A single nod from Laraine. “Ysora,” she said. She was a tall woman, tall and straight-backed. She looked like she should have a title before her name. “We don’t want her falling into the hands of the Clerk.”
Landros looked to Dorian. No expression from the older man. “That’s a simple enough request seeing as I’ve no idea where she is.”
“She is on her way back here as we speak.”
Still no expression from Dorian. Landros nodded, trying to gather his thoughts, trying to keep his breathing steady as the fury rose within him like boiling water.”Here? Back to this house? Why?” There might be hope for Elian yet.
Laraine turned and walked around the room for a moment as though deep in thought, trying to think of the words to explain something to Landros. Her cloak rippled across her back, a blazing sun and a black tree. “She is important to us, to our cause,” she glanced to Dorian and then back to the floor again. “A great violence took place here eleven years ago and my...our people, think it is time for that violence to be redressed.”
Landros lost patience with the woman. She talked in circles. He turned to Dorian, held out a hand to him. “Dorian, what is this? Violence? She can’t be talking like this. Just because an old woman dresses herself in fine armour doesn’t mean she becomes a warrior fit to fight the gods. We do the work of the Keepers, if the woman does come back we have to take her to the Clerk. We have to do the work of the gods.”
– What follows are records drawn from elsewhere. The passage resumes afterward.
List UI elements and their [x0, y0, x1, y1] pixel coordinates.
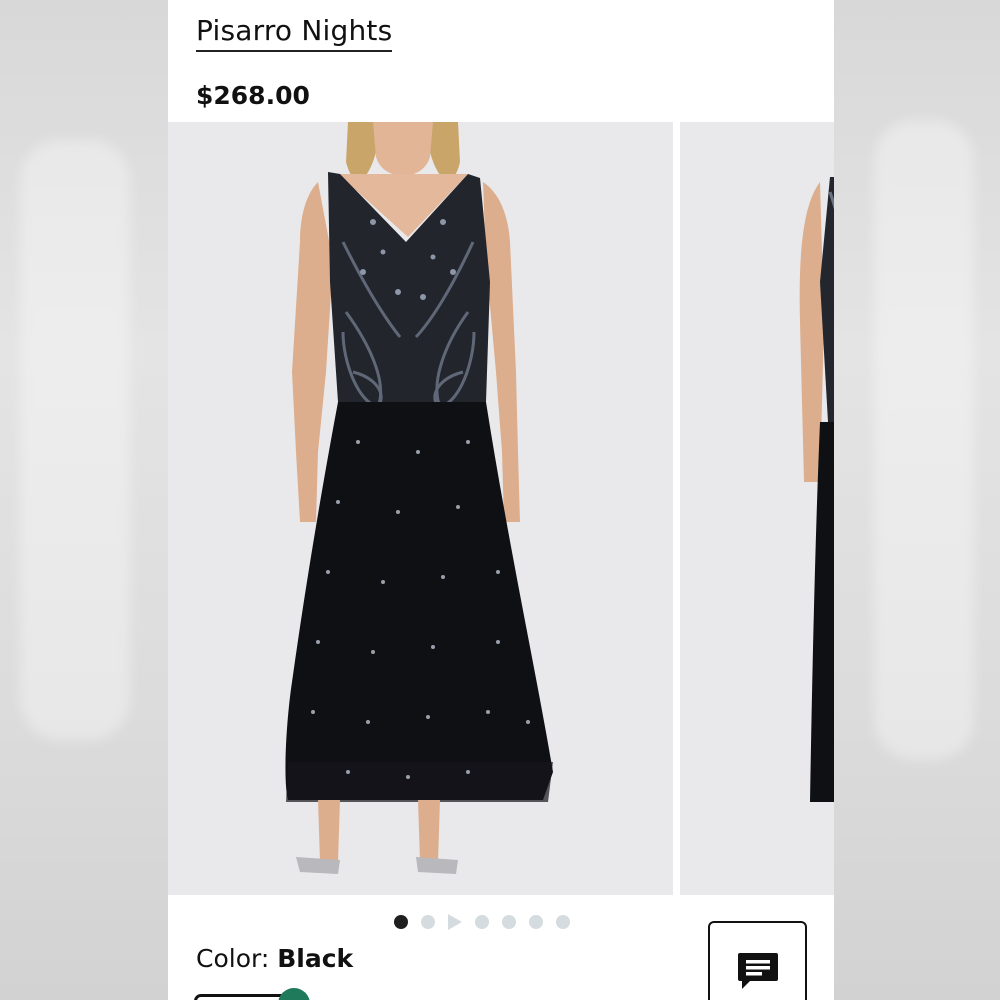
product-image-side[interactable] — [680, 122, 834, 895]
product-page: Pisarro Nights $268.00 Color: Black — [168, 0, 834, 1000]
selected-check-badge — [278, 988, 310, 1000]
image-carousel[interactable] — [168, 122, 834, 895]
pager-dot-5[interactable] — [502, 915, 516, 929]
chat-button[interactable] — [708, 921, 807, 1000]
color-label: Color: — [196, 944, 270, 973]
product-image-front[interactable] — [168, 122, 673, 895]
color-selection: Color: Black — [196, 942, 353, 976]
backdrop-right — [834, 0, 1000, 1000]
pager-dot-2[interactable] — [421, 915, 435, 929]
pager-dot-1[interactable] — [394, 915, 408, 929]
brand-link[interactable]: Pisarro Nights — [196, 14, 393, 52]
pager-dot-4[interactable] — [475, 915, 489, 929]
product-price: $268.00 — [196, 81, 310, 110]
play-icon[interactable] — [448, 914, 462, 930]
chat-icon — [737, 953, 778, 989]
dress-photo-front — [168, 122, 673, 895]
pager-dot-6[interactable] — [529, 915, 543, 929]
pager-dot-7[interactable] — [556, 915, 570, 929]
backdrop-left — [0, 0, 168, 1000]
color-value: Black — [277, 944, 354, 973]
carousel-pager[interactable] — [394, 913, 570, 931]
dress-photo-side — [680, 122, 834, 895]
Laraine had stopped now, her back to the open door, to the sword behind it. She said nothing, her back straight and her armour bright. She looked at Dorian expectantly.
Dorian looked like a different man after his bath and his change of clothes, all the tiredness had gone from his eyes. This was more like the intimidating, confident man Landros had known growing up. When he looked at Laraine, though, Dorian looked doubtful, unsure. “We don’t have time for this, lady, they will be here soon.”